When the Depression was at its worst, said Gerald Hansen, who is Ashley’s father and a district judge, people would come by with their children and say, “Oh, hi Mrs. Hansen. We just came to visit, you know, we don’t want a sno-ball today.” Without a moment’s pause, Mary would reply, “But today is treat day for children,” he added. “She’d give them free sno-balls … And you know she probably gave more away in the first five years than she sold.”

Mary and Ernest Hansen in the early days.
Mary and Ernest Hansen in the early days. Courtesy of Hansen’s Sno-Bliz

The result, from decades of this graciousness, is fierce loyalty and familiarity. When Hansen’s reopened after Hurricane Katrina, one of the first businesses in the area to do so, Ashley recalled a woman sweeping in and declaring, “I need a chocolate sno-ball. This is the only place I’m going to get my chocolate sno-ball ‘cause Miss Mary made the best and this is what she gave to me.” To paraphrase the poet of the shared meal, Anthony Bourdain—who himself broke snow with Ernest, Mary, and Ashley, and declared that there was nothing in the world like a Sno-Bliz—Sno-balls “make the society, hold the fabric together.”

Even in this city of endless food, drink and celebration, Hansen’s is on every list of must-do’s in New Orleans. But the hundreds-deep line that spills up Bordeaux Street on the hottest August days is not made up, even mostly, of tourists. All of New Orleans stands in that line, because despite neighborhood allegiances or even sides of the river, customers will not take shortcuts to quality either. They come for flavors that have defined New Orleans since the 1880s, sought-after toppings such as Bananas Foster over a chicory-strong Café-Sno-Lait Sno-Bliz or pink Nectar Cream topped with condensed milk. They come to be served that perfect snow. Customers know Hansen’s is there for them because everyone has always been served—during the Jim Crow era of segregation, the Hansens had refused to follow separate-but-equal laws since their backyard chinaberry pop-up.

Many sno-balls. Many colors.
Many sno-balls. Many colors. Erin Krall

Defined by its people, Hansen’s is beloved decrepitude. It is the James Beard medal shining near hand cut letters under 60 layers of pink paint. As you wait, the wait becomes important, an opportunity to take in the multitudes of this shabby glory. As you talk to people around you, you learn their stories and their flavors. You make friends.
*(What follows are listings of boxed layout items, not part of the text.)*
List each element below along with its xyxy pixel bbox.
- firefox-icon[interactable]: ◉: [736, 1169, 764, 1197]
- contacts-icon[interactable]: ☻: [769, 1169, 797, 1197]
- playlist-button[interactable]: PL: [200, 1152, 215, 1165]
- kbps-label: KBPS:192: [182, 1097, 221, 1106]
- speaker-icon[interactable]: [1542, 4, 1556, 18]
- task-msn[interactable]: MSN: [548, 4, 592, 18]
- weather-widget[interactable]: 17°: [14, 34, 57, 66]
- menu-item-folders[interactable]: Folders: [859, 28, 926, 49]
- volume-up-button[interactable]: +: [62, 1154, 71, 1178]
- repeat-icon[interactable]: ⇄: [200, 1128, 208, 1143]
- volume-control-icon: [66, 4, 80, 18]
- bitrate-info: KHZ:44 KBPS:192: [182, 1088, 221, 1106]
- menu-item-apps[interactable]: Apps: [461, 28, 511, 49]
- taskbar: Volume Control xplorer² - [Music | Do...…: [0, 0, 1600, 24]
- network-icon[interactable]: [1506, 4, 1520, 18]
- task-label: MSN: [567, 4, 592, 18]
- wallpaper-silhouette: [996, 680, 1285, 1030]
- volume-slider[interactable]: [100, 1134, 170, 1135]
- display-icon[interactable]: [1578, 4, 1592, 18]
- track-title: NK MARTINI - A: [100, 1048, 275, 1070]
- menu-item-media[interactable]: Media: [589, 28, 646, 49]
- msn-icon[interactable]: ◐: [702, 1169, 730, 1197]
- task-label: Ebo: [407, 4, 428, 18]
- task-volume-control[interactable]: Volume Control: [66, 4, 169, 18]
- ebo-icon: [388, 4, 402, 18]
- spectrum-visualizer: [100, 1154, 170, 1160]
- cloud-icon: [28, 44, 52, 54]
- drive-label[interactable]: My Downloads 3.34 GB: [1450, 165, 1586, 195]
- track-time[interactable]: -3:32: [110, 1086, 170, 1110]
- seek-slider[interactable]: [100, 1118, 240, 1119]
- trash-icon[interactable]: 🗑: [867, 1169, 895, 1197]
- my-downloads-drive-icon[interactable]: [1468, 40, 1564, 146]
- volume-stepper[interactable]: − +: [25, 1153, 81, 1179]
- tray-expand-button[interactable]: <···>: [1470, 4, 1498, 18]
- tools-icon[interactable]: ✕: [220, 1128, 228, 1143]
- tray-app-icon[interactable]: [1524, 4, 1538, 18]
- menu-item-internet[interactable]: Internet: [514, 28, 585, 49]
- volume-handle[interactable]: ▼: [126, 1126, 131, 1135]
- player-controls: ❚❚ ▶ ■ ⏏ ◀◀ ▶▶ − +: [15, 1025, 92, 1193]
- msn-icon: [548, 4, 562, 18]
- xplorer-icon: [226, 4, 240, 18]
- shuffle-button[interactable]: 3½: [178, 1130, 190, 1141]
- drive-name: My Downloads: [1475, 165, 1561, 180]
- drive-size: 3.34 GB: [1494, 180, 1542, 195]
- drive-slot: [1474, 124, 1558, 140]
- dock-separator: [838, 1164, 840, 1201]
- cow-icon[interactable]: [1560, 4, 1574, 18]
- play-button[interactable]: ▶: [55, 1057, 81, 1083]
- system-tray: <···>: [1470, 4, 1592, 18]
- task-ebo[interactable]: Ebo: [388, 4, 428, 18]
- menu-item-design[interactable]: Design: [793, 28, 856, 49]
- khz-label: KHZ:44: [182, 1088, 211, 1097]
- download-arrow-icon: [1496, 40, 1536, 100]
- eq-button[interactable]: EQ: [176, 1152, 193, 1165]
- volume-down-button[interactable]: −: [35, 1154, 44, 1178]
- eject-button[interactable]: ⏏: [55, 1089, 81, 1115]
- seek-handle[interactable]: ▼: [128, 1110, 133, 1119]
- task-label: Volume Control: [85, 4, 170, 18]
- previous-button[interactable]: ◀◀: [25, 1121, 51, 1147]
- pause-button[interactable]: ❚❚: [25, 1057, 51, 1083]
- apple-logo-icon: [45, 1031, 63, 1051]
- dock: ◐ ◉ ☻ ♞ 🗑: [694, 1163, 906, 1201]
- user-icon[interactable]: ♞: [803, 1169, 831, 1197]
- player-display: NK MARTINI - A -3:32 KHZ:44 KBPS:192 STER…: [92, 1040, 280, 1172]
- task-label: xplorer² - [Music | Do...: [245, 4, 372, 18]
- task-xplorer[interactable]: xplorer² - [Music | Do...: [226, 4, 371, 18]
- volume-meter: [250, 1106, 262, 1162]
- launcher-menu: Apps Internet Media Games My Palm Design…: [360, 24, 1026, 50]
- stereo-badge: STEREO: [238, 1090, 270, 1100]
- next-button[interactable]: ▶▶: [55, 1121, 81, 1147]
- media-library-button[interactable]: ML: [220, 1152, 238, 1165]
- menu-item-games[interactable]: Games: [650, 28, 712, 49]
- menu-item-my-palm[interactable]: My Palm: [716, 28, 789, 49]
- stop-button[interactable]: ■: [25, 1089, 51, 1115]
Photo collages of 50 years of neighborhood kids cover the walls, along with 50 years of peculiarly Crescent City traditions and poems and signage from every decade.

With that first taste, that perfect spoonful of perfect snow, everyone wishes their own town or street had a branch of this perfection, this joyous place. And yet, as you walk outside, you realize the impossibility of this stand in some gleaming space in the French Quarter or, God help us, another city or state. There cannot be Sno-Bliz franchises or a factory churning out machines, because a Hansen would not be behind the counter and Ernest’s hands would not have made the machine. You can get shaved ice and syrup the world over. Some places even call what they are selling a snow-ball—visit Baltimore for a taste. But a Sno-Bliz, this quintessential representation of all that is New Orleans, could not exist anywhere but here.